With respect to each of the patents, patent applications, publications of patent applications, and other material, such as articles, books, specifications, publications, documents and the like, cited in the present disclosure, the entire contents thereof are hereby incorporated herein by reference. Application history documents that are inconsistent with the contents of the present disclosure or that create conflicts are excluded, as are documents (currently or hereafter appended to the present disclosure) that limit the broadest scope of the claims of the present disclosure. It should be noted that in the event of any inconsistency or conflict between the descriptions, definitions, and/or use of terminology in the materials appended to the present disclosure and the contents described herein, the descriptions, definitions, and/or use of terminology in the present disclosure shall prevail.

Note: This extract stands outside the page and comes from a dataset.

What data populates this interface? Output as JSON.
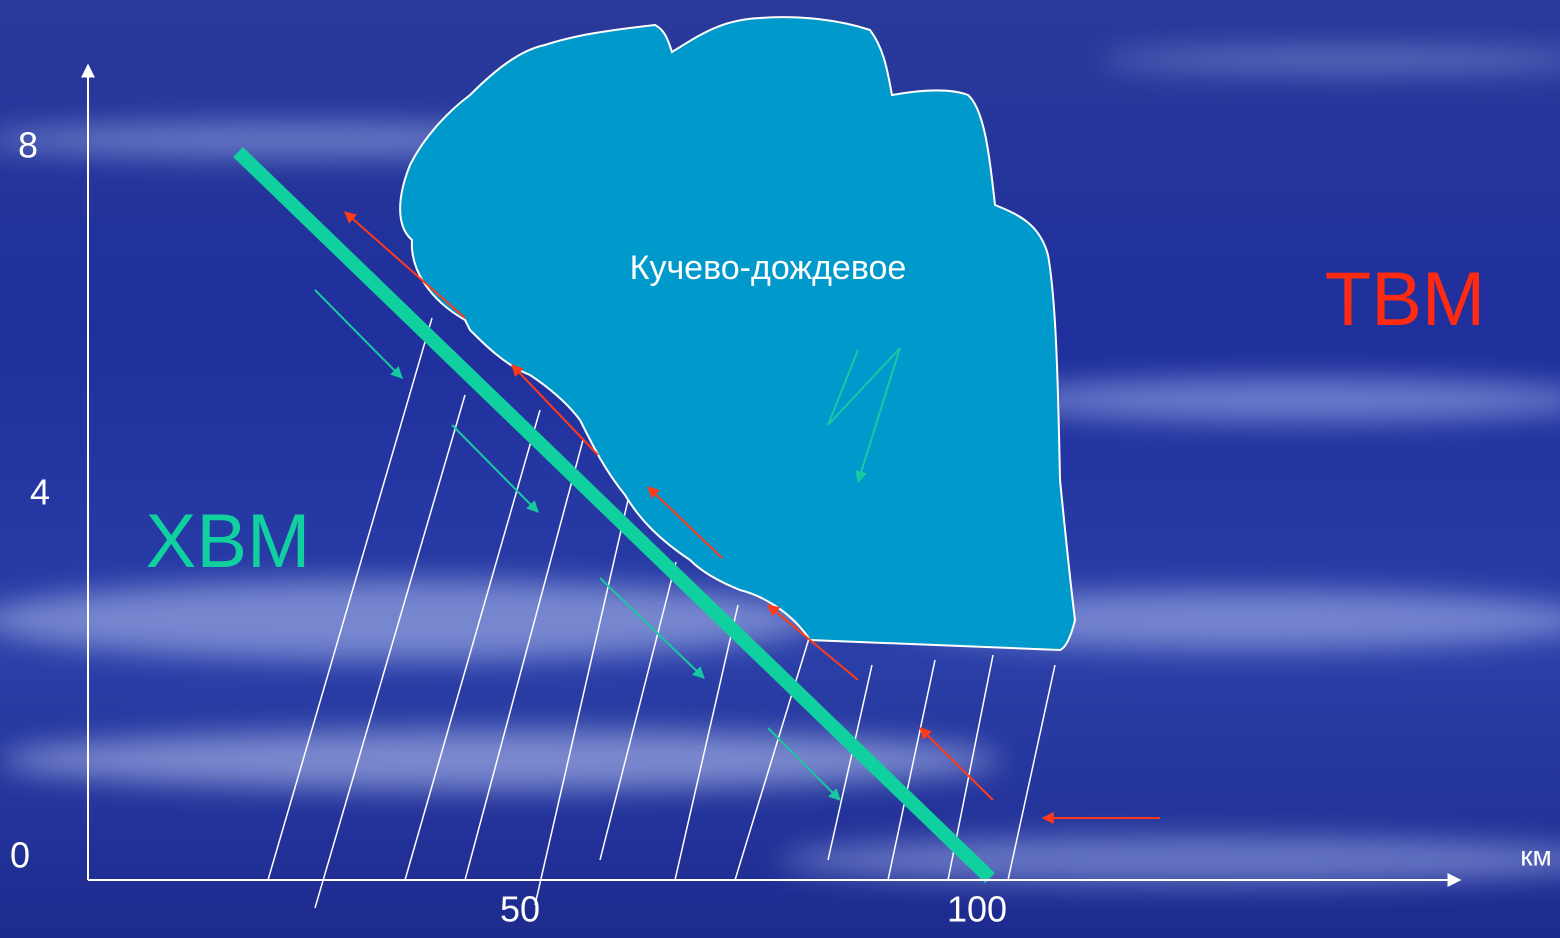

In closing, it should be understood that the embodiments described in the present disclosure are used only to illustrate the principles of the embodiments of the present disclosure. Other deformations may also fall within the scope of the present disclosure. Therefore, by way of example and not limitation, alternative configurations of the embodiments disclosed in the present disclosure may be considered consistent with the teachings of the present disclosure. Accordingly, the embodiments described in the present disclosure are not limited to the explicitly introduced and described embodiments in the present disclosure.